The same path now lands on a contiguous run, so one fetch brings multiple useful squares close to the CPU.
CPU core
Home group
this points into one nearby run
Cache lines
Contiguous slot array
the useful squares live together in one contiguous run
One More Step: Prefetch
Prefetch is not a miracle cure. It is the extra gain you get after the layout is already predictable.
Prefetch helps when you can guess the next memory location early enough to ask for it before you need it. That is difficult with a linked structure whose next pointer is only discovered after the current miss resolves.
With a flatter probing scheme, the future is much less mysterious. If the home group does not match, there is a reasonable next place to look. That makes prefetch a useful optimization instead of wishful thinking.
That is the comparison to watch in the demo below. In the node-based version, the next hop is discovered late. In the flat version, the next group is already a reasonable guess. In the prefetched version, that next group can be on the move before the current one is done.
One more step: prefetch
Prefetch helps when the next hop is obvious before you need it.
Linked flow
next hop requested earlygroup 48
current work
group 49
already incoming
group 50
later
Latency comparison
These are illustrative nanosecond costs, not benchmark claims for a specific machine.

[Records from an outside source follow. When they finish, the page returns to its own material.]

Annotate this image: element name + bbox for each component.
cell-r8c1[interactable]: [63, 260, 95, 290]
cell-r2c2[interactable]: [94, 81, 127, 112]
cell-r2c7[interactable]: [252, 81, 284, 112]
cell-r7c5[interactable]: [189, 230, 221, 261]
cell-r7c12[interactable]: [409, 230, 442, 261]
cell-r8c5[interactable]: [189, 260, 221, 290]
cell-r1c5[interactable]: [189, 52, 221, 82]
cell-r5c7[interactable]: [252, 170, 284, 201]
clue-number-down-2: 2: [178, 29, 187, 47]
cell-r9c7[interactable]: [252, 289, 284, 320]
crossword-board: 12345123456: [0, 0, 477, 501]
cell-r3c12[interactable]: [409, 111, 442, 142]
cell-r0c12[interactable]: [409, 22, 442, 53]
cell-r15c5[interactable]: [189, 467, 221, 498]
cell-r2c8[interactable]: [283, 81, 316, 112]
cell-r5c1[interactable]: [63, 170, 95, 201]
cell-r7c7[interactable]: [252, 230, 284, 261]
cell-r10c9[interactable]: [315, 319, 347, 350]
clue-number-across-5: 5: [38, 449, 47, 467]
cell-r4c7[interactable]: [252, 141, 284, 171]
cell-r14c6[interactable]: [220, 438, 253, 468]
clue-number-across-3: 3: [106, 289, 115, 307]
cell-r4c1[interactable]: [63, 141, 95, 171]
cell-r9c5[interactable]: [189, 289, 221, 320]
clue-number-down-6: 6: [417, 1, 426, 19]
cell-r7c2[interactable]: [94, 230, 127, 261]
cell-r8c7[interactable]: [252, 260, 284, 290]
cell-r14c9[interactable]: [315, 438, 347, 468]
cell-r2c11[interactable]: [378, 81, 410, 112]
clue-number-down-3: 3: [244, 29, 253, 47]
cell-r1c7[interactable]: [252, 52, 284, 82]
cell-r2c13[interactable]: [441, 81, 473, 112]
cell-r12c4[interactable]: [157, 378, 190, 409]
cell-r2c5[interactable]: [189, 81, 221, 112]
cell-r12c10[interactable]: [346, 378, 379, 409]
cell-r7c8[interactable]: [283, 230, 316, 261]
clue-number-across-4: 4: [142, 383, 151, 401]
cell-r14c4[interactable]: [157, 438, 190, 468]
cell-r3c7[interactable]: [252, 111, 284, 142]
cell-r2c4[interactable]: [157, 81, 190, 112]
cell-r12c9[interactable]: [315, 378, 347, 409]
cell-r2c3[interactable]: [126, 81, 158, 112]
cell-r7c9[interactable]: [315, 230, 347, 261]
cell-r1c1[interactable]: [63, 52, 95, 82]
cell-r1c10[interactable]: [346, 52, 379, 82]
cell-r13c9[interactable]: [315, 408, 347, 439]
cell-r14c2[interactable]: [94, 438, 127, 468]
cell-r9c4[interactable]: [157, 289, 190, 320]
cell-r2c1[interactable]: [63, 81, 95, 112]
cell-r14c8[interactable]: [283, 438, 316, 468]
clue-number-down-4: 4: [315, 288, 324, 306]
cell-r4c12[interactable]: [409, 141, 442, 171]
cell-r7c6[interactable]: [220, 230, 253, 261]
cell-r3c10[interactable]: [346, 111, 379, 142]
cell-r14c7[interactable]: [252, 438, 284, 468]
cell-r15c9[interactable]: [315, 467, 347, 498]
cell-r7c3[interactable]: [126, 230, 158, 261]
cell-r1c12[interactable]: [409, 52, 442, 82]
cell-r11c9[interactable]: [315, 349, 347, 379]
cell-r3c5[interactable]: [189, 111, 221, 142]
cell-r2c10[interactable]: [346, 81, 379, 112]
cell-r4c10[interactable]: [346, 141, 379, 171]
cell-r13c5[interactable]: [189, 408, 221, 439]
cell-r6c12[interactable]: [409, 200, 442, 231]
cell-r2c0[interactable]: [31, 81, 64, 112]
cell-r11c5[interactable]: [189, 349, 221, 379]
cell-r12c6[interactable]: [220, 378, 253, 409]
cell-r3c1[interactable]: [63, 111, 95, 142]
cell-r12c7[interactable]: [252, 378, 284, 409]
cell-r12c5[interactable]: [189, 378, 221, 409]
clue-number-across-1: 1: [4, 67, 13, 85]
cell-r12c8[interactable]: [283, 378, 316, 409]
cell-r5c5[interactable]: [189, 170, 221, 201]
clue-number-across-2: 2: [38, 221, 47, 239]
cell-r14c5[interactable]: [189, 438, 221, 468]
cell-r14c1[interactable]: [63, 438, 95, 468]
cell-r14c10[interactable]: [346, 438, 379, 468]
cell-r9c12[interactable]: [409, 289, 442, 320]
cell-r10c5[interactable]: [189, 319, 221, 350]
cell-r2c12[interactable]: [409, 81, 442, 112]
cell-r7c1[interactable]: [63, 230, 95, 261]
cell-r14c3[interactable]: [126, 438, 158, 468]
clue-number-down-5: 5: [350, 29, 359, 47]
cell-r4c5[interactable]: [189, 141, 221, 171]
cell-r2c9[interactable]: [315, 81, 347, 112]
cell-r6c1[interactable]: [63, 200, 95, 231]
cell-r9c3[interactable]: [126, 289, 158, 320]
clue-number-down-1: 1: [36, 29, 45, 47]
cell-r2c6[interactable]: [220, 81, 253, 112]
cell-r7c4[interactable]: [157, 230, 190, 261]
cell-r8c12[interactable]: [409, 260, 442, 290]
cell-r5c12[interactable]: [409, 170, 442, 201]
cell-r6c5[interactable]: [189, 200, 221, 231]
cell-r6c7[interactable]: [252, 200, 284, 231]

Does Every Use Case Need A Flat Map?
No. Most software is not an exchange, and you should not cargo-cult a low-latency data structure into a cold path.
Use a flatter map first when lookups sit on a critical request path, market-data path, simulation loop, or any other place where the operation happens constantly and tail latency matters.

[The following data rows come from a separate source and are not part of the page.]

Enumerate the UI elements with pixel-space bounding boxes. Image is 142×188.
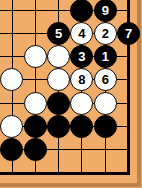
board-point-r3-c4[interactable]: 6 (94, 68, 117, 91)
board-point-r6-c0[interactable] (0, 138, 23, 161)
board-point-r7-c1[interactable] (24, 162, 47, 185)
board-point-r6-c3[interactable] (70, 138, 93, 161)
board-point-r0-c1[interactable] (24, 0, 47, 22)
white-stone (0, 115, 23, 138)
white-stone-move-4: 4 (70, 22, 93, 45)
board-point-r5-c5[interactable] (117, 115, 140, 138)
board-point-r4-c2[interactable] (47, 92, 70, 115)
board-point-r0-c2[interactable] (47, 0, 70, 22)
board-point-r1-c0[interactable] (0, 22, 23, 45)
white-stone-move-2: 2 (94, 22, 117, 45)
black-stone (47, 115, 70, 138)
white-stone-move-6: 6 (94, 68, 117, 91)
board-point-r1-c2[interactable]: 5 (47, 22, 70, 45)
board-point-r4-c4[interactable] (94, 92, 117, 115)
move-number-label: 3 (78, 50, 85, 63)
black-stone (70, 115, 93, 138)
board-point-r7-c4[interactable] (94, 162, 117, 185)
board-point-r3-c5[interactable] (117, 68, 140, 91)
white-stone (0, 68, 23, 91)
board-point-r2-c5[interactable] (117, 45, 140, 68)
black-stone (0, 138, 23, 161)
move-number-label: 8 (78, 73, 85, 86)
board-point-r3-c1[interactable] (24, 68, 47, 91)
board-point-r2-c3[interactable]: 3 (70, 45, 93, 68)
board-point-r6-c2[interactable] (47, 138, 70, 161)
move-number-label: 6 (102, 73, 109, 86)
board-point-r5-c3[interactable] (70, 115, 93, 138)
board-point-r6-c1[interactable] (24, 138, 47, 161)
board-point-r6-c5[interactable] (117, 138, 140, 161)
move-number-label: 2 (102, 27, 109, 40)
board-point-r7-c3[interactable] (70, 162, 93, 185)
white-stone (94, 92, 117, 115)
board-point-r5-c4[interactable] (94, 115, 117, 138)
black-stone-move-3: 3 (70, 45, 93, 68)
board-point-r2-c1[interactable] (24, 45, 47, 68)
move-number-label: 9 (102, 4, 109, 17)
board-point-r1-c5[interactable]: 7 (117, 22, 140, 45)
white-stone-move-8: 8 (70, 68, 93, 91)
board-point-r1-c1[interactable] (24, 22, 47, 45)
white-stone (24, 92, 47, 115)
black-stone (70, 0, 93, 22)
board-point-r7-c5[interactable] (117, 162, 140, 185)
move-number-label: 7 (125, 27, 132, 40)
board-point-r4-c5[interactable] (117, 92, 140, 115)
board-point-r0-c0[interactable] (0, 0, 23, 22)
go-board: 954273186 (0, 0, 140, 185)
board-point-r7-c0[interactable] (0, 162, 23, 185)
board-point-r2-c4[interactable]: 1 (94, 45, 117, 68)
white-stone (24, 45, 47, 68)
white-stone (70, 92, 93, 115)
board-point-r4-c3[interactable] (70, 92, 93, 115)
go-diagram: 954273186 (0, 0, 142, 188)
move-number-label: 1 (102, 50, 109, 63)
board-point-r1-c3[interactable]: 4 (70, 22, 93, 45)
board-point-r3-c3[interactable]: 8 (70, 68, 93, 91)
board-point-r5-c2[interactable] (47, 115, 70, 138)
board-point-r7-c2[interactable] (47, 162, 70, 185)
move-number-label: 4 (78, 27, 85, 40)
board-point-r4-c1[interactable] (24, 92, 47, 115)
black-stone (24, 138, 47, 161)
black-stone (94, 115, 117, 138)
board-point-r6-c4[interactable] (94, 138, 117, 161)
black-stone (24, 115, 47, 138)
board-point-r2-c2[interactable] (47, 45, 70, 68)
white-stone (47, 68, 70, 91)
board-point-r5-c0[interactable] (0, 115, 23, 138)
board-point-r5-c1[interactable] (24, 115, 47, 138)
move-number-label: 5 (55, 27, 62, 40)
black-stone-move-7: 7 (117, 22, 140, 45)
board-point-r1-c4[interactable]: 2 (94, 22, 117, 45)
board-point-r3-c2[interactable] (47, 68, 70, 91)
board-point-r2-c0[interactable] (0, 45, 23, 68)
board-point-r4-c0[interactable] (0, 92, 23, 115)
black-stone (47, 92, 70, 115)
board-point-r0-c5[interactable] (117, 0, 140, 22)
board-point-r0-c4[interactable]: 9 (94, 0, 117, 22)
black-stone-move-9: 9 (94, 0, 117, 22)
white-stone (47, 45, 70, 68)
board-point-r0-c3[interactable] (70, 0, 93, 22)
board-point-r3-c0[interactable] (0, 68, 23, 91)
black-stone-move-5: 5 (47, 22, 70, 45)
black-stone-move-1: 1 (94, 45, 117, 68)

That includes a lot of market-making infrastructure: order-id maps, per-instrument state tables, and the small bookkeeping lookups that sit around price generation, order updates, and trade handling.
A regular general-purpose map is fine when the lookup is off the hot path, the surrounding work dominates the budget, or you care more about API familiarity and semantics than squeezing out cache misses.
Profile before rewriting because key shape, hash function cost, load factor, allocator behavior, and mutation patterns can all move the bottleneck around.
Rust Changes The Default Story
If you are writing Rust, the standard-library answer already starts much closer to the flat-map camp.
Rust's default std::collections::HashMap is already documented as using quadratic probing with SIMD lookup, which is a very different starting point from the mental model of buckets plus linked lists. The central critique in this article maps much more directly to classic node-based hash maps than it does to Rust's standard one.
That does not mean Rust code is automatically fast. Hashing still costs time, cache misses still hurt, and your access pattern still matters. It just means Rust's default table design is already playing a smarter memory-layout game.
Rust's default hasher also prioritizes robustness against adversarial inputs. If a hot path profiles poorly, table layout and hash choice are two separate questions worth measuring independently.
When std::unordered_map Is A Bad Choice
Not always. But often enough that it should stop being the automatic answer for latency-sensitive C++.
It is a bad choice when a lookup happens for every single message, order, or packet and you care about the slowest few microseconds as much as the average.
It is a bad choice when your keys and values are small enough that memory indirection becomes the dominant cost.
It is a bad choice when the structure is making the CPU rediscover scattered memory over and over again.
And it is usually fine when none of those are true.
Big-O tells you the lookup is constant on average. The CPU wants to know whether the next piece of data is already nearby. That is why the same abstract data structure can feel completely different in production. If latency is the job, locality is the design.